Gangs of wrappers

NORTHWEST GLENDALE — Streets along Kenneth Village sparkled Monday morning after dozens of residents worked to clean up candy wrappers left behind by trick-or-treaters on Halloween night.

Residents and Hoover High School students volunteered Monday to clean up wrappers and trash dumped on neighborhood streets during the previous night's celebration.

Hundreds of trick-or-treaters frequent Kenneth Village every Halloween, hoping to pick up candy and see homes decked out in ghoulish decorations.

But while the night's activities have all been in good fun, the aftermath has provided its own scare for residents who were often stuck with the duty of cleaning up litter from neighborhood streets.

Last year, "it was so bad that you could barely see the concrete," said resident Cliff Claycomb. "It was just really kind of disgusting."

He recruited his three children to help rake up the mess, but this year, he mobilized a cleanup effort to make it more manageable.
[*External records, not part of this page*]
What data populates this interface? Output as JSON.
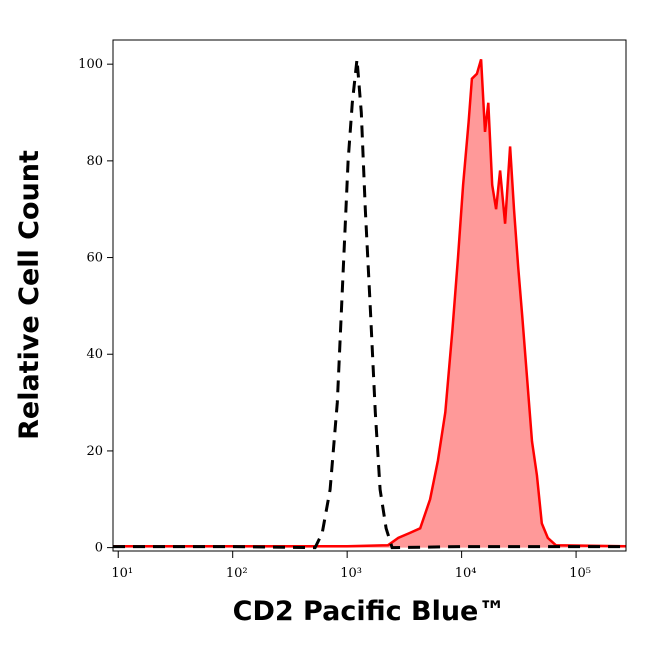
{
  "chart_data": {
    "type": "histogram-overlay",
    "xlabel": "CD2 Pacific Blue™",
    "ylabel": "Relative Cell Count",
    "xscale": "log",
    "xlim": [
      9,
      273000
    ],
    "ylim": [
      -0.7,
      105
    ],
    "xticks": [
      {
        "value": 10,
        "label": "10¹"
      },
      {
        "value": 100,
        "label": "10²"
      },
      {
        "value": 1000,
        "label": "10³"
      },
      {
        "value": 10000,
        "label": "10⁴"
      },
      {
        "value": 100000,
        "label": "10⁵"
      }
    ],
    "yticks": [
      0,
      20,
      40,
      60,
      80,
      100
    ],
    "series": [
      {
        "color": "#000000",
        "style": "dashed",
        "x": [
          9,
          100,
          525,
          605,
          710,
          820,
          915,
          1020,
          1110,
          1220,
          1330,
          1440,
          1590,
          1760,
          1940,
          2190,
          2470,
          10000,
          273000
        ],
        "values": [
          0.2,
          0.2,
          0,
          3,
          12,
          30,
          55,
          80,
          92,
          101,
          90,
          70,
          50,
          28,
          12,
          4,
          0,
          0.2,
          0.2
        ]
      },
      {
        "color": "#ff0000",
        "fill": "#ff9999",
        "style": "filled",
        "x": [
          9,
          1000,
          2280,
          2800,
          3500,
          4350,
          5300,
          6200,
          7200,
          8300,
          9300,
          10300,
          11500,
          12300,
          13600,
          14800,
          16000,
          17100,
          18500,
          20000,
          21700,
          24000,
          26500,
          28700,
          31200,
          33800,
          37300,
          41200,
          45500,
          50200,
          56600,
          66500,
          273000
        ],
        "values": [
          0.3,
          0.3,
          0.5,
          2,
          3,
          4,
          10,
          18,
          28,
          45,
          60,
          75,
          88,
          97,
          98,
          101,
          86,
          92,
          75,
          70,
          78,
          67,
          83,
          70,
          58,
          48,
          35,
          22,
          15,
          5,
          2,
          0.5,
          0.3
        ]
      }
    ]
  }
}
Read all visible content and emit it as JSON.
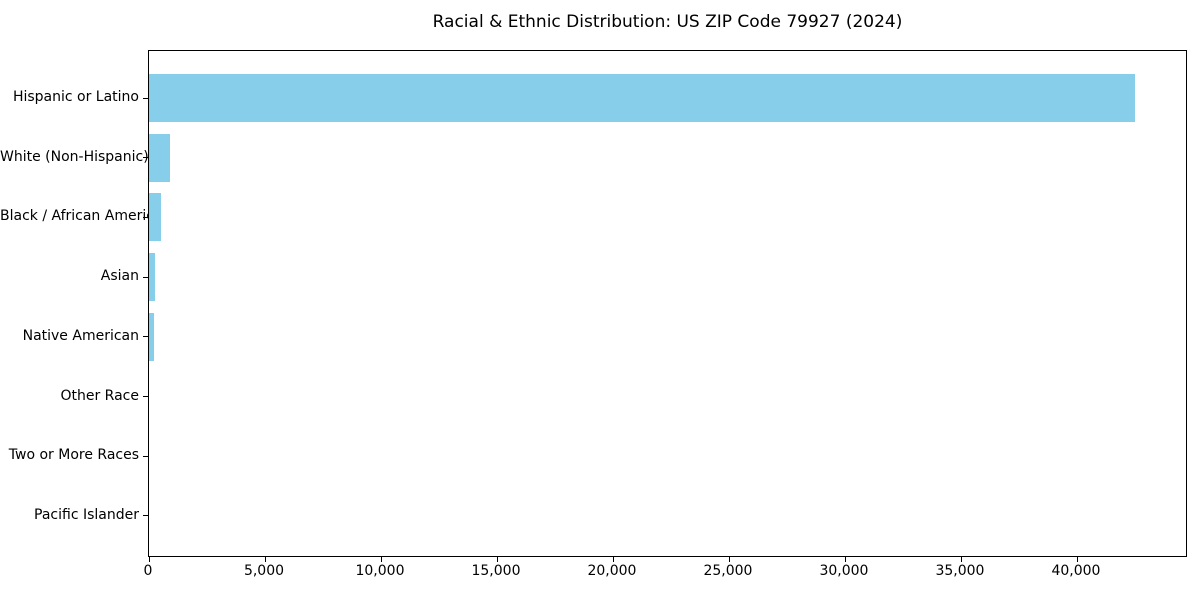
{
  "chart_data": {
    "type": "bar",
    "orientation": "horizontal",
    "title": "Racial & Ethnic Distribution: US ZIP Code 79927 (2024)",
    "categories": [
      "Hispanic or Latino",
      "White (Non-Hispanic)",
      "Black / African American",
      "Asian",
      "Native American",
      "Other Race",
      "Two or More Races",
      "Pacific Islander"
    ],
    "values": [
      42500,
      900,
      530,
      260,
      200,
      0,
      0,
      0
    ],
    "xlabel": "",
    "ylabel": "",
    "xlim": [
      0,
      44700
    ],
    "xticks": [
      0,
      5000,
      10000,
      15000,
      20000,
      25000,
      30000,
      35000,
      40000
    ],
    "xtick_labels": [
      "0",
      "5,000",
      "10,000",
      "15,000",
      "20,000",
      "25,000",
      "30,000",
      "35,000",
      "40,000"
    ],
    "bar_color": "#87CEEB",
    "axis_color": "#000000",
    "background_color": "#FFFFFF",
    "grid": false,
    "legend": "none"
  }
}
He enlisted the aid of his neighbors and Joan Zierhut, a member of Committee for a Clean & Beautiful Glendale, secured additional help from the city's Neighborhood Services Department and nearby schools.

"I think this is a great lesson for all the kids," said resident Alis Pruett, who took her children along for the cleanup.

To reduce trash in the neighborhood, Claycomb said principals from the nearby schools agreed to remind students not to litter on Halloween.

"It really did work because there is literally half the trash that there was last year," he said.

To ensure trick-or-treaters had a place to throw their garbage, the city's Integrated Waste Management Division placed 40 trash cans on Kenneth Road from Pacific Avenue to Grandview Road, Neighborhood Services spokeswoman Sandra Rodriguez said.

Monday's post-Halloween cleanup is a first for the city, said Juan Gonzalez, Neighborhood Services program supervisor.

"This particular project shows how one individual rallied their neighbors, their schools and their city to work together," Gonzalez said. "We hope that this will inspire other people in neighborhoods throughout the city to do their own mini after-Halloween cleanups."